When I bought mine the difference between a 9 frame radial and a 9/18 frame radial (9 deeps or 18 medium-shallow)was $100. The 9/18 will let me extract deeps and the 9 won't. The 9/18 will let me extract twice as many at a shot (two 9 frame medium supers).
I got mine from Mann Lake, which was the cheapest at the time. All prices are minus the shipping which is by truck.
9 frame radial motorized.
Bee-commerce $395.00 (says 9 shallow frames. Will it do mediums?)
Walter T. Kelly $570.00
Brushy Mt. Bee $677.00
9/18 frame radial motorized.
Brushy Mt. Bee $777.00
Mann Lake $799.00
Michael, you said you have a 9/18 ext. that is what I've been thinking about getting.I was wondering how do you like it?is it rough on combs? get's all the honey out&ect , mark
How do I like the 9/18 extractor? I love it. You just uncap, put the frames in the extractor so they are resonably balanced (in case you're mixing wax and plastic and mixing deeps and shallows and mediums) start slow for a little while and gradually increase the speed. If you don't get greedy and go too fast too soon, you won't have any problems with broken comb. If you're extracting frames from the brood chamber, you have to not go too fast if it's not wired real well, or has a lot of pollen, but you can still extract those, just don't go quite so fast, but spin it a little longer. No reversing the frames or any of that hoopla. Just don't get impatient and go too fast too soon, and always keep the honey gate open. If you can't keep the gate open, just take a break until the honey runs down. Otherwise the honey will build up until the end bars start hitting it. This last time I got a double strainer bucket so I can just dump it out of the extractor into a 5 gal bucket without straining it and then dump the 5 gal bucket into the double bucket strainer so I don't have to wait for the honey to strain coming out of the extractor. This works very well for me.
Michael: on the 18 frame extractor using shallow frames. do you have to cross wire the frames,I use wired foundation, any help anyone, thanks Mark.
I have often extracted shallow thin surplus with no wire without treating it any more gently than wired mediums with no problems at all. I would guess that if I was gentle I could do the same with unwired foundation in mediums.
Thanks for the input.
What are the things to look for in purchasing an extractor? Is the type of Bearings, Gears, important? Is 24 guage Stainless Steel Ok? Anything else?

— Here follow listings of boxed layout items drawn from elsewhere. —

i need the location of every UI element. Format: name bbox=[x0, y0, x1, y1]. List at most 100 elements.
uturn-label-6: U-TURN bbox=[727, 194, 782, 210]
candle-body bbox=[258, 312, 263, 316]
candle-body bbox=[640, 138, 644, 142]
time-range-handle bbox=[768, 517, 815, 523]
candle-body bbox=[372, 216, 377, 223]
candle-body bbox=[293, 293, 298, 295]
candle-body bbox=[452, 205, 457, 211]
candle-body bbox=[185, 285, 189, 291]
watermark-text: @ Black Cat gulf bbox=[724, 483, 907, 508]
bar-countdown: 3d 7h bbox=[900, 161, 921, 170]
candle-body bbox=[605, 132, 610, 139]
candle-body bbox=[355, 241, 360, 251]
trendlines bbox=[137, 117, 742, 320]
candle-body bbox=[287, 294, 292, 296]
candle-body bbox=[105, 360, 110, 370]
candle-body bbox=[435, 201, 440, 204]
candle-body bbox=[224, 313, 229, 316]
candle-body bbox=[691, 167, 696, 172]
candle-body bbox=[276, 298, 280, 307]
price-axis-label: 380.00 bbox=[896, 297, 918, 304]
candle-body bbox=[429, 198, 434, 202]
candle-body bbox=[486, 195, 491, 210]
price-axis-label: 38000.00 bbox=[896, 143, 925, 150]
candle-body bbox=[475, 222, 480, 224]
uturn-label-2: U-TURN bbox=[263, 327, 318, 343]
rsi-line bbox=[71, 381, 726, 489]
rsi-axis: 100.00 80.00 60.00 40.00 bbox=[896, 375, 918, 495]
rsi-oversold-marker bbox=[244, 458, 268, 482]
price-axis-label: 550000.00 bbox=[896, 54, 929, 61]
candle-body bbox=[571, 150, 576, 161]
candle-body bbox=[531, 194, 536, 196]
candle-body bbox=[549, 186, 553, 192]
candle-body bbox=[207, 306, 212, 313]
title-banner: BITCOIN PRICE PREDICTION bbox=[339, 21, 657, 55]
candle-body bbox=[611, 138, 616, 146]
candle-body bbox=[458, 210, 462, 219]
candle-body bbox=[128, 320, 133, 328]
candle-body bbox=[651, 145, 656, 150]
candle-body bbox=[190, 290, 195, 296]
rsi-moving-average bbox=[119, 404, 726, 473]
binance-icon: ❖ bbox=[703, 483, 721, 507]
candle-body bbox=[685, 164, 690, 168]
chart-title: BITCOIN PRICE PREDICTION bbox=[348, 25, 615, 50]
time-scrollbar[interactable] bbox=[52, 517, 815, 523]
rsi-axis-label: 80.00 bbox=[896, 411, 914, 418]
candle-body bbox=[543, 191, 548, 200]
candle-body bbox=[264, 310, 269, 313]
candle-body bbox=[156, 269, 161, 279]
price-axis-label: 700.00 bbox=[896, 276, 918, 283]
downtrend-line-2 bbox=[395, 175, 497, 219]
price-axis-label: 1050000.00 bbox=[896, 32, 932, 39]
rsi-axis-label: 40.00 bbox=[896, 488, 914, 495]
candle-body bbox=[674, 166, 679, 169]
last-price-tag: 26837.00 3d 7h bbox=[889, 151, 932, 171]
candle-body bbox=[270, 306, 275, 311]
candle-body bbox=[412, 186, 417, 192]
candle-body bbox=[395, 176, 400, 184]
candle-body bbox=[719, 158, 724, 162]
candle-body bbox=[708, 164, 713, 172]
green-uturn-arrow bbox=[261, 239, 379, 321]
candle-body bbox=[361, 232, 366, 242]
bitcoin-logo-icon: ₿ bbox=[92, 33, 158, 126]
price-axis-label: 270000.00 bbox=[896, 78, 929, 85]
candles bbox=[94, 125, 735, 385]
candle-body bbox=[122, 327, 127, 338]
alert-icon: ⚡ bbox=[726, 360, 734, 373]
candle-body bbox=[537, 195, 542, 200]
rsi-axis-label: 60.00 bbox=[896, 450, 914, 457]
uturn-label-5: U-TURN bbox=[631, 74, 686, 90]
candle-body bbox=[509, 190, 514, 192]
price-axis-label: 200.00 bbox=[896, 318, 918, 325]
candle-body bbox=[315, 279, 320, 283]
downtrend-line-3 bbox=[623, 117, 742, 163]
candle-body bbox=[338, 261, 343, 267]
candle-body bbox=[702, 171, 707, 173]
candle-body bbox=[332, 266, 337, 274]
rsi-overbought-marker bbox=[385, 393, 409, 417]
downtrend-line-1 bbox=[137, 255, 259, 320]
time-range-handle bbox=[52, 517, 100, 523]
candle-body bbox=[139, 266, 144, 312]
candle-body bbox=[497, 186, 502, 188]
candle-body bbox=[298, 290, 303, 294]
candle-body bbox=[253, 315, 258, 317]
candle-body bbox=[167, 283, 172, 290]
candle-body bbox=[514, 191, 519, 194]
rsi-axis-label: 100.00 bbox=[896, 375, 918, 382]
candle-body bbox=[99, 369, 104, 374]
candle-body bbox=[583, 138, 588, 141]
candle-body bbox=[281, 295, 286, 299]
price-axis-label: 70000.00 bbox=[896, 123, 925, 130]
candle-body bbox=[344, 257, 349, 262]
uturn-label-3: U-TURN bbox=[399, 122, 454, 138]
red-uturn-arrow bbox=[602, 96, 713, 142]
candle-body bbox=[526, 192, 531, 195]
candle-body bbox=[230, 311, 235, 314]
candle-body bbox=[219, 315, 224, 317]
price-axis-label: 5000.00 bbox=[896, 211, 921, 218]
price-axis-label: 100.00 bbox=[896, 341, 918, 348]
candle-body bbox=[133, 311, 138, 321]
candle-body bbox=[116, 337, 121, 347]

last year i put an add in the local paper (used beekeeping equipment wanted),i got loads of stuff really cheap,some free,including several extractors for under $100,one was stainless steel still in the box! good luck!
>What are the things to look for in purchasing an extractor? Is the type of Bearings, Gears, important? Is 24 guage Stainless Steel Ok? Anything else?
If you are buying them new, I think they are all stainless steel now and have good gears and bearings. If it's used and quite old it may be galvinized. Stainless is better, but the galvanized can be coated with an approved ureathane coating. Also if it's old and used you would want to check to make sure the bearings are worn out etc.
Some of the bigger issues are raidal vs tangetal. Reversible vs nonreversible.
Radial is best, you just put them all in and spin them. Reversible is next best. You put the frames in once and you can reverse them without removing them from the extractor. Nonreversible is the most work. With them you have to put the frames in and extract about half of the honey on that side, take them out and reverse them. Extract all of the honey on the other side. Take them out and reverse them and extract the remaining honey on the first side.
Personally, minimum, I'd get the 9 frame radial if I was buying new, but as long as you're at it, you may as well buy the 9/18 for not that much more and extract twice as many at a time.
Used, it might be worth buying something smaller if it's cheap enough.